10 August 2023 1:44 pm

Exploring the Link Between Truth and Morality

"Zen and the Art of Motorcycle Maintenance": Exploring the Concept of Quality

"Zen and the Art of Motorcycle Maintenance" is a popular book from the 1970s written by Robert M. Pirsig. Despite being initially seen as an attack on conservatism, the book is actually considered to be deeply conservative.

In this news article, the author shares his experience of embarking on a motorcycle trip across the country with his son. Along the journey, the author reflects on a past episode where he had a psychological breakdown and was hospitalized, including receiving electrotherapy. The article combines elements of a travelogue with philosophical musings, as the author explores the reasons behind his fascination with philosophy and delves into his own mental health journey.

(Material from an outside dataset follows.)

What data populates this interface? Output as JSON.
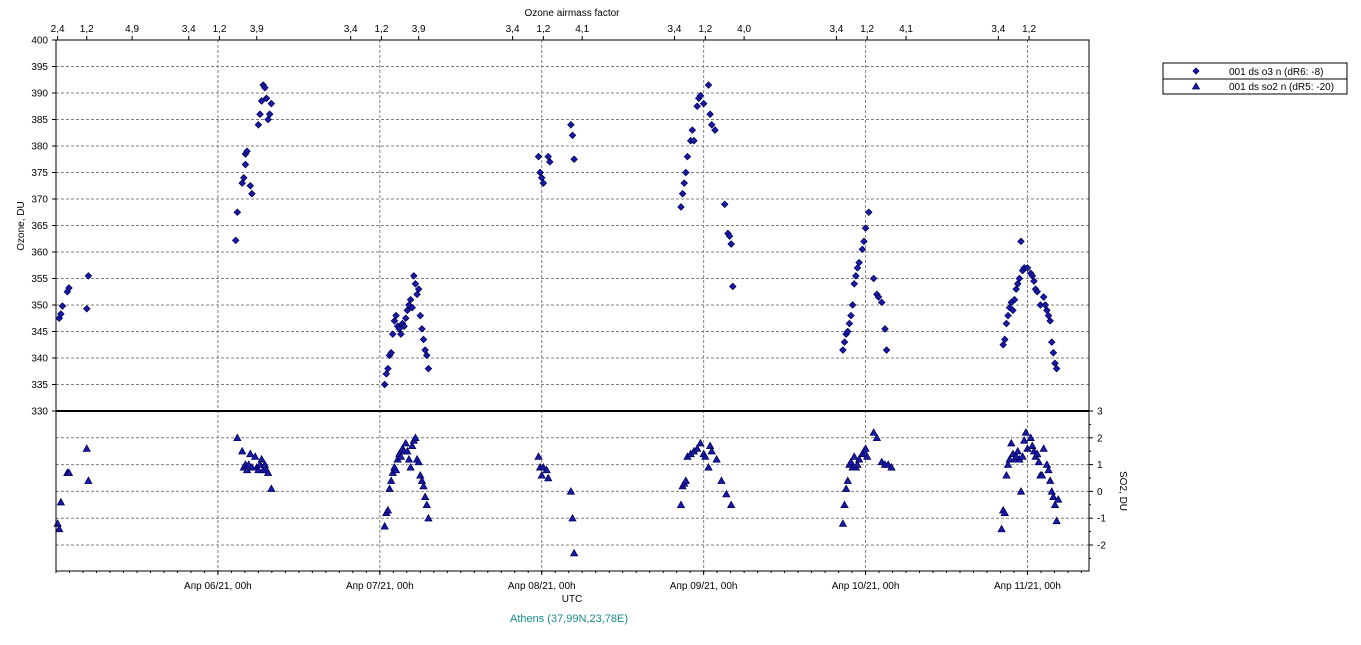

The book explores the concept of Quality, which is described as something that is difficult to define but universally recognized. The author argues that Quality can be subjective and that individuals have an innate understanding of what is of higher quality. The example is given that Beethoven's music is considered higher quality than Cardi B's, and any argument against this is dismissed as postmodernist nonsense.

In his writing, Pirsig argues that the concept of "Quality" has been lost in society. He attributes this loss to a separation of the True from the Good, which originated from Greek philosophy. The separation was an attempt to ensure that if the Good was unattainable, Truth would not be lost. However, according to Pirsig, this separation has led to a neglect of the idea of Quality, resulting in its loss in contemporary society.

In a recent interview, philosopher Robert Pirsig argues that we should stop trying to define abstract concepts like "Quality" or "the Good." Pirsig believes that these terms are inherently undefinable and that attempting to categorize them is futile. He suggests that instead of trying to pin down these concepts, we should embrace their ambiguity and complexity.

The content provided suggests that our perception of the universe is influenced by our understanding of what is good or of high quality. This understanding is not solely subjective but is a result of the interaction between ourselves and the world around us. This concept of quality is widely agreed upon in various aspects of human life.

The author suggests that the concept of "Good" or "Quality" is equivalent to God or a divine system of values. They argue that religion fills the gap in understanding this higher value and that science, while important, cannot bridge the gap between what is and what one ought to do. The author references philosopher Robert Pirsig's belief that our interaction with the world is always influenced by our perspective of Quality.

The process of taking in sense perceptions involves discriminating among them, as it is not possible to absorb everything around us at the same rate. This orientation process is necessary to prevent overwhelming our senses and potentially causing mental distress.

The content is a recommendation for a book that explores the concept of Quality and its connection to the True and the Good. The author suggests that understanding and acknowledging the Good is necessary to truly perceive the True. The book is described as captivating and worth reading.